Interesting examples of non-normal operators? I am currently learning spectral aspects of linear algebra.
At first sight, it seems like normality is very narrow restriction. But, I can not think up any examples of non-normal operators.
There is example on Wiki, but it is just matrix, and I want to find out some broad and intuitive class of examples. 
What are examples of non-normal operators (especially finite-dimensional)?
 A: Here is a helpful bit of knowledge: an upper-triangular matrix is normal if and only if it is diagonal.
By the Schur triangularization theorem, every matrix is unitarily similar to an upper-triangular matrix.  So, up to unitary similarity, every normal matrix diagonal, and every non-normal matrix is upper-triangular, but not diagonal.

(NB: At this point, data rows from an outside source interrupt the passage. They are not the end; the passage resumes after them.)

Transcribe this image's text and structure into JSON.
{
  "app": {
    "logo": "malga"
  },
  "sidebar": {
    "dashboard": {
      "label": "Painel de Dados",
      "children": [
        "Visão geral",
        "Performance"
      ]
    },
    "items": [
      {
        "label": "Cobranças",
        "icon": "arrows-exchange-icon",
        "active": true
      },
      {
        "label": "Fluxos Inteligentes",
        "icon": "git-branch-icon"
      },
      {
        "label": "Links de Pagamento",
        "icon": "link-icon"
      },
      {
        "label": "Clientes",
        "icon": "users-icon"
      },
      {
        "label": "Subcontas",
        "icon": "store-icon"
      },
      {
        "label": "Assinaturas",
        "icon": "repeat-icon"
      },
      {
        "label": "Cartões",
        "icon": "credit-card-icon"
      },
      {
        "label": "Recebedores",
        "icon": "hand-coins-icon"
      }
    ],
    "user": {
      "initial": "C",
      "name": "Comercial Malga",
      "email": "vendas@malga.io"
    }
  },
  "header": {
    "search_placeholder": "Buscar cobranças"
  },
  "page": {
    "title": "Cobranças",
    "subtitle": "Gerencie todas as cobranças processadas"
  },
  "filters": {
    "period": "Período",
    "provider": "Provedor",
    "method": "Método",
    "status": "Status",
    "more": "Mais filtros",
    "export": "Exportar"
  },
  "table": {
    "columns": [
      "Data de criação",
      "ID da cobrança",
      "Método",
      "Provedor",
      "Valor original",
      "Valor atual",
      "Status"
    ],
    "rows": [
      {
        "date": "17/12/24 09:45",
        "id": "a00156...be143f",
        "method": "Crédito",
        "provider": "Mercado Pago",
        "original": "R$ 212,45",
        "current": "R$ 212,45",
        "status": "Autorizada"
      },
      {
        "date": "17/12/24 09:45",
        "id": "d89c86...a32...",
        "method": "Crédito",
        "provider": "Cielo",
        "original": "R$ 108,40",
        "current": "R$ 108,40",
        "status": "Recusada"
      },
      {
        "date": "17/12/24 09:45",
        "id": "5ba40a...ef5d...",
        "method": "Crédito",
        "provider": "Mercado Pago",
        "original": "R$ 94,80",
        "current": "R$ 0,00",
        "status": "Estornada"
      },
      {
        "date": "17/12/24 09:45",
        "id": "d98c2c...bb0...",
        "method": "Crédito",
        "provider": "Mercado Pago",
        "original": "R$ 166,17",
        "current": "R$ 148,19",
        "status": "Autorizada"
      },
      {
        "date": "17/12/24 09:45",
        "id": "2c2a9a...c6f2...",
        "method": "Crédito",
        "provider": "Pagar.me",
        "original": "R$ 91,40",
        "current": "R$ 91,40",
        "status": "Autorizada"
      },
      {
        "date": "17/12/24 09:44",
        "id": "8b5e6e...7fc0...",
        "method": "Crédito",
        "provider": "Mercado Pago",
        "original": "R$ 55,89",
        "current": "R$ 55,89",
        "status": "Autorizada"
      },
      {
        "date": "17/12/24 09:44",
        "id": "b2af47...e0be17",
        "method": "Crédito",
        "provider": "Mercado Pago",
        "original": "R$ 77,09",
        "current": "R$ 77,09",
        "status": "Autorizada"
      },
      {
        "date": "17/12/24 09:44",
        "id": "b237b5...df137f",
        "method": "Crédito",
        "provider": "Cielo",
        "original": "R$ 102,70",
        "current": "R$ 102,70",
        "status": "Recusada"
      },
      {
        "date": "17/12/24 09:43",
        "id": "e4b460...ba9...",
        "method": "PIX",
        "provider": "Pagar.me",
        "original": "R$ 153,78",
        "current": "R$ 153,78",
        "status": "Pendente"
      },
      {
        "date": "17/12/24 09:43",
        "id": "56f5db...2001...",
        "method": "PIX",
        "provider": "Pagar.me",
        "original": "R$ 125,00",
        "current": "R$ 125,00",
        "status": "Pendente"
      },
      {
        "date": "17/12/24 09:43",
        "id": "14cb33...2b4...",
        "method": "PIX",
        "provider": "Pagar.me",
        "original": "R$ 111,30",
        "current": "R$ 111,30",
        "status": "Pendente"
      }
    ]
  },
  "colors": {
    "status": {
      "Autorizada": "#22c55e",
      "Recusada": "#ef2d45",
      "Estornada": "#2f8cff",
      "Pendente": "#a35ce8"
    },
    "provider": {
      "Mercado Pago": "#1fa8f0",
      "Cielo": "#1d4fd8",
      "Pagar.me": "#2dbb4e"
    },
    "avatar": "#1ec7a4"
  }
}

So, in particular, matrices of the form
$$
\pmatrix{\lambda_1 & 1\\0 & \lambda_2}
$$
are never normal.

An interesting infinite dimensional example: a linear isometry is unitary if and only if it is normal, which is true if and only if it is surjective.
A: Suppose for some vector  $x$ we have $A^2 x = 0$ but $Ax \ne 0$.  Then $A$ is not normal.
In particular, any nonzero nilpotent operator is non-normal.
A: In the finite-dimensional case, spectral theory says that $A$ is normal iff it is diagonalizable and its different eigenspaces are orthogonal to each other.  So you can find non-normal matrices by violating either of these conditions.  For instance, you can just choose any non-orthogonal basis for your inner product space and take a matrix that is diagonal (with distinct diagonal entries) with respect to that basis.  For a non-diagonalizable matrix, take any upper triangular but non-diagonal matrix with constant diagonal entries.